Under those circumstances, the lack of a compliance program could mean that audits aren’t being conducted to ensure accurate billing, or that employees feel comfortable bringing potential violations to management.
The lack of a risk assessment means that a practice cannot know its vulnerabilities and therefore increases the risk of data breaches.
As a consumer, would you share your personal data with someone who you know lacks the appropriate protections? Would you want someone to bill you for services when no one is checking the billing to ensure accuracy? I know these factors would influence my business decisions.
Under the False Claims Act’s implied certification theory, providers could be subjected to treble damages plus civil penalties of up to $10,000 per false claim for “misleading half-truths.”
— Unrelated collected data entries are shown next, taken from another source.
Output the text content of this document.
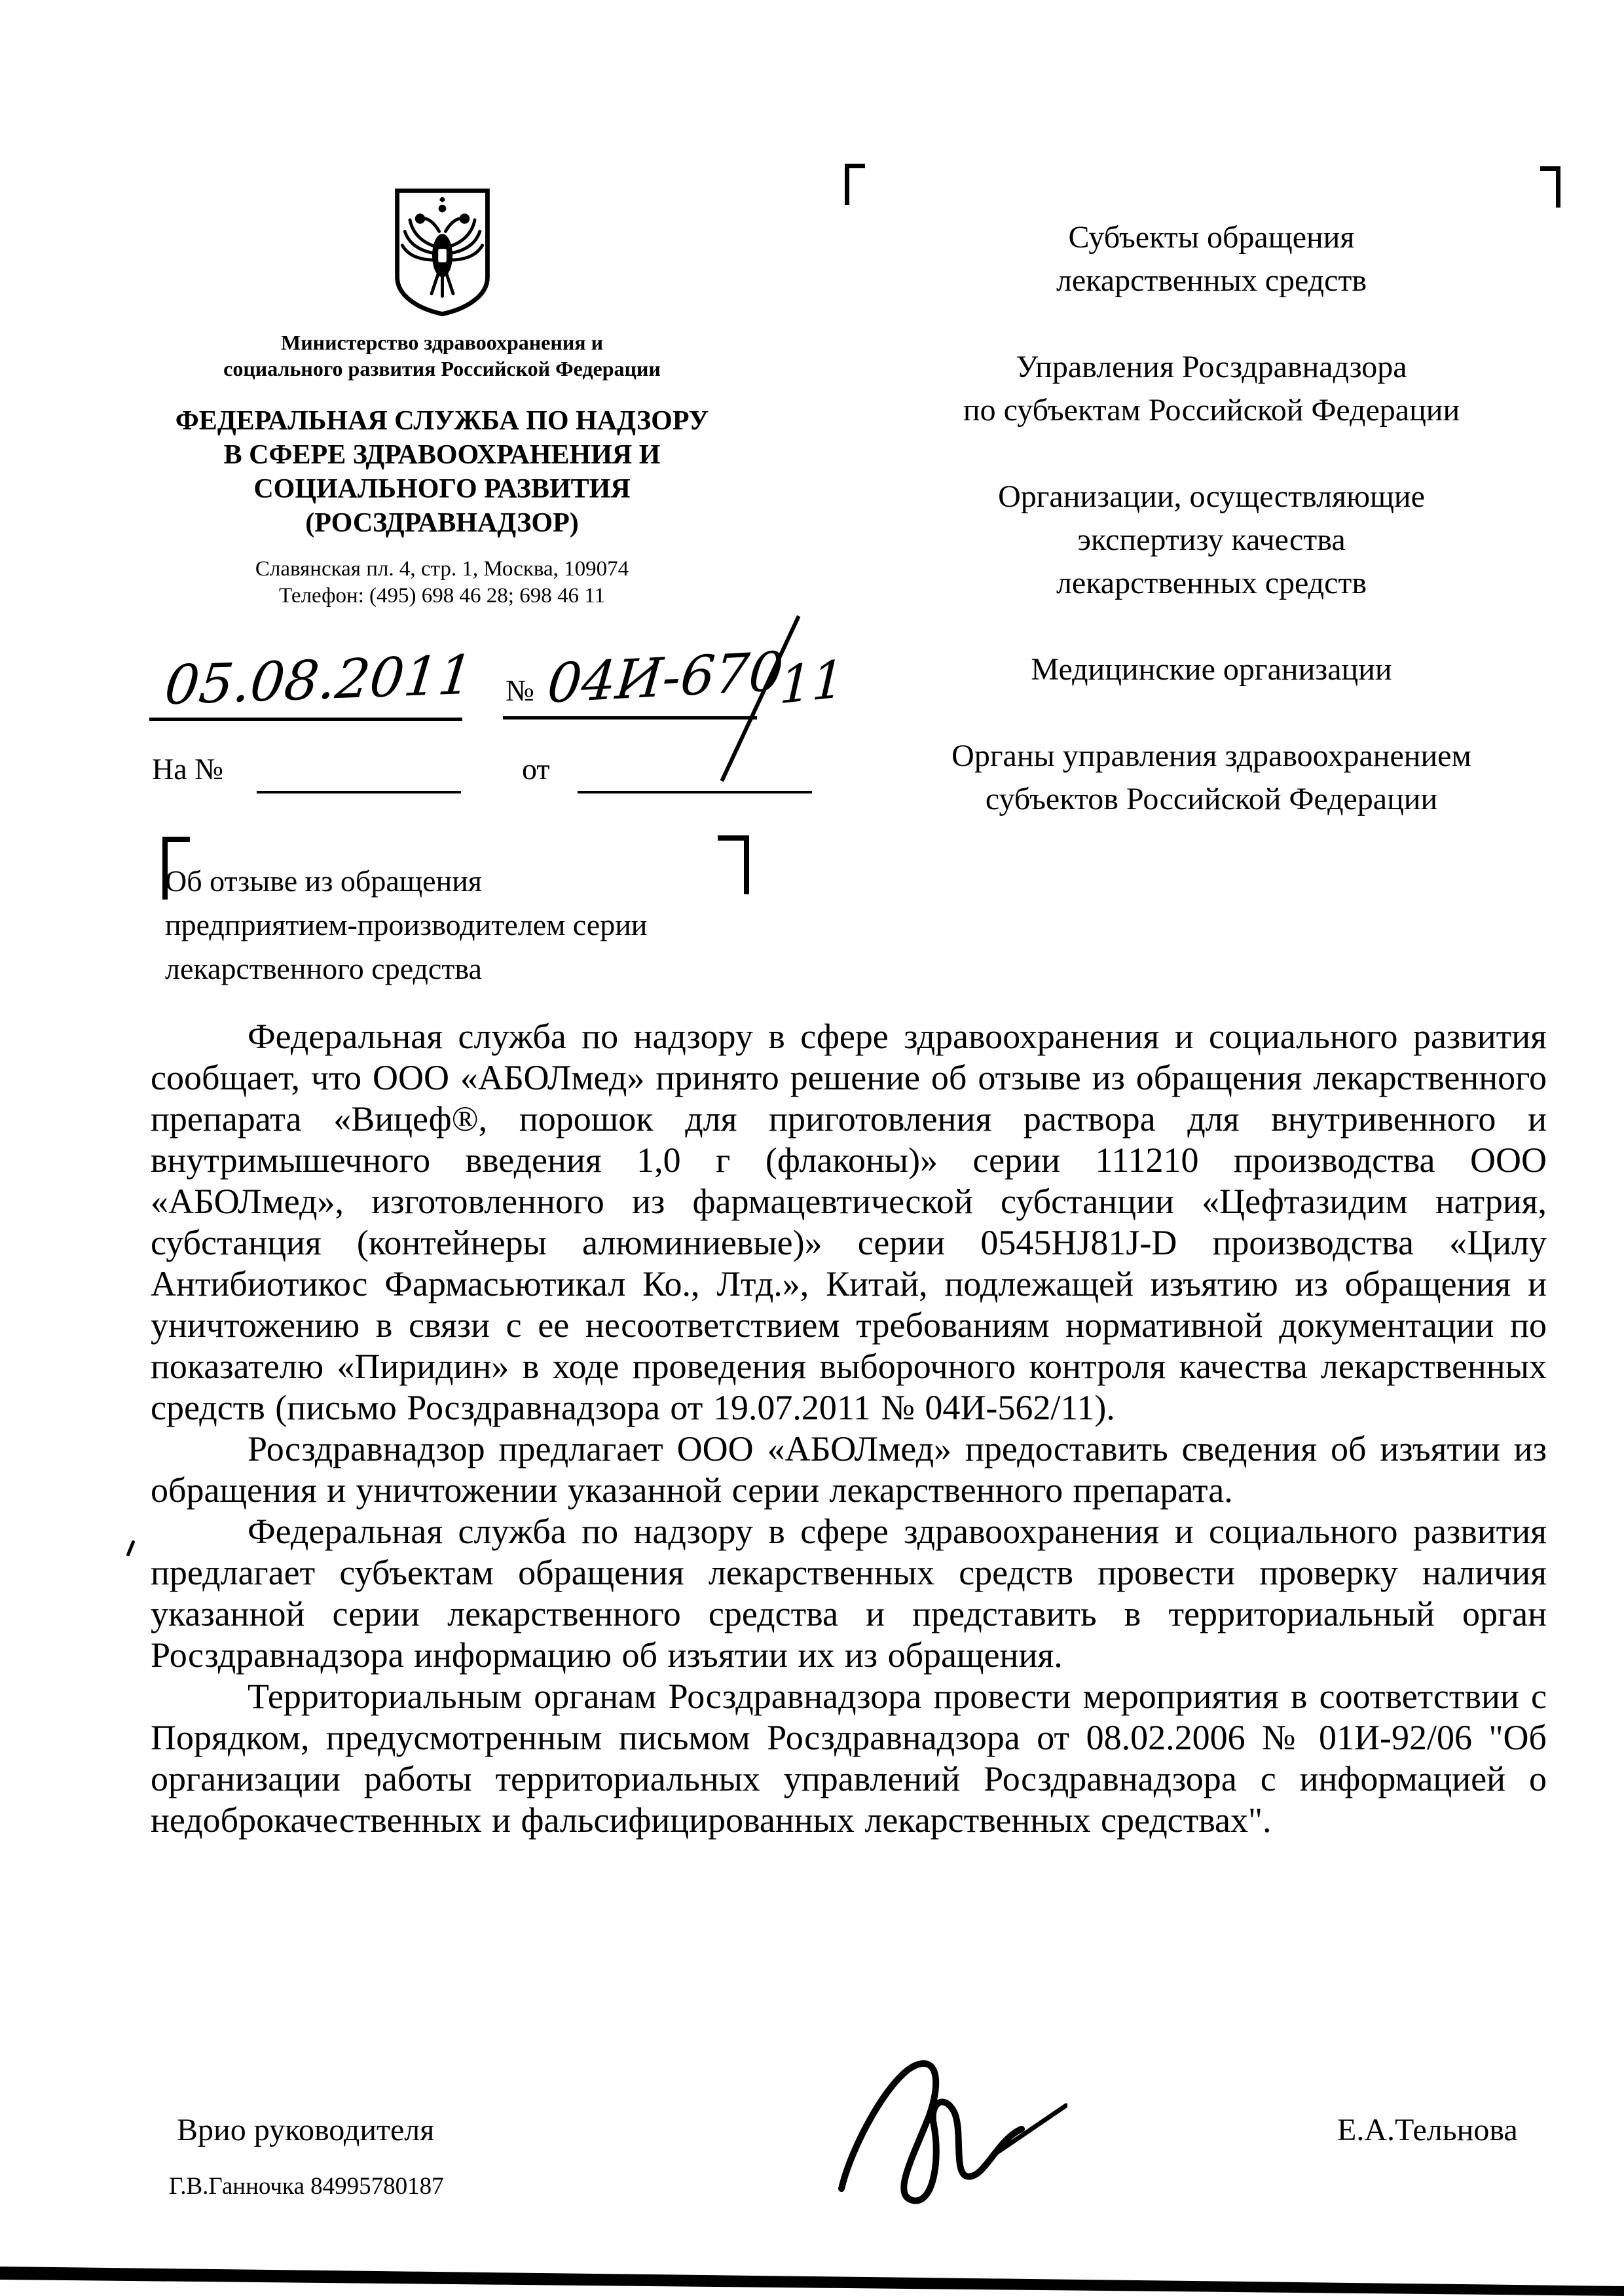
Министерство здравоохранения и
социального развития Российской Федерации
ФЕДЕРАЛЬНАЯ СЛУЖБА ПО НАДЗОРУ
В СФЕРЕ ЗДРАВООХРАНЕНИЯ И
СОЦИАЛЬНОГО РАЗВИТИЯ
(РОСЗДРАВНАДЗОР)
Славянская пл. 4, стр. 1, Москва, 109074
Телефон: (495) 698 46 28; 698 46 11
05.08.2011 № 04И-670
11
На №	от
Субъекты обращения
лекарственных средств
Управления Росздравнадзора
по субъектам Российской Федерации
Организации, осуществляющие
экспертизу качества
лекарственных средств
Медицинские организации
Органы управления здравоохранением
субъектов Российской Федерации
Об отзыве из обращения
предприятием-производителем серии
лекарственного средства

Федеральная служба по надзору в сфере здравоохранения и социального развития сообщает, что ООО «АБОЛмед» принято решение об отзыве из обращения лекарственного препарата «Вицеф®, порошок для приготовления раствора для внутривенного и внутримышечного введения 1,0 г (флаконы)» серии 111210 производства ООО «АБОЛмед», изготовленного из фармацевтической субстанции «Цефтазидим натрия, субстанция (контейнеры алюминиевые)» серии 0545HJ81J-D производства «Цилу Антибиотикос Фармасьютикал Ко., Лтд.», Китай, подлежащей изъятию из обращения и уничтожению в связи с ее несоответствием требованиям нормативной документации по показателю «Пиридин» в ходе проведения выборочного контроля качества лекарственных средств (письмо Росздравнадзора от 19.07.2011 № 04И-562/11).

Росздравнадзор предлагает ООО «АБОЛмед» предоставить сведения об изъятии из обращения и уничтожении указанной серии лекарственного препарата.

Федеральная служба по надзору в сфере здравоохранения и социального развития предлагает субъектам обращения лекарственных средств провести проверку наличия указанной серии лекарственного средства и представить в территориальный орган Росздравнадзора информацию об изъятии их из обращения.

Территориальным органам Росздравнадзора провести мероприятия в соответствии с Порядком, предусмотренным письмом Росздравнадзора от 08.02.2006 № 01И-92/06 "Об организации работы территориальных управлений Росздравнадзора с информацией о недоброкачественных и фальсифицированных лекарственных средствах".

Врио руководителя	Е.А.Тельнова
Г.В.Ганночка 84995780187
In short, if a law or regulation requires a provider to have a compliance program or a risk assessment and the provider misleads about having or performing certain activities and programs, then the implied certification theory may apply and the physician may be subject to fines and penalties.
Providers should ensure that they have meaningful compliance programs in place and conduct risk assessments on a regular basis. Providers should consider engaging compliance professionals to address their needs if their practices have limited resources and expertise in this area. The requirements aren’t going away and the government will continue to be aggressive in its enforcement activities.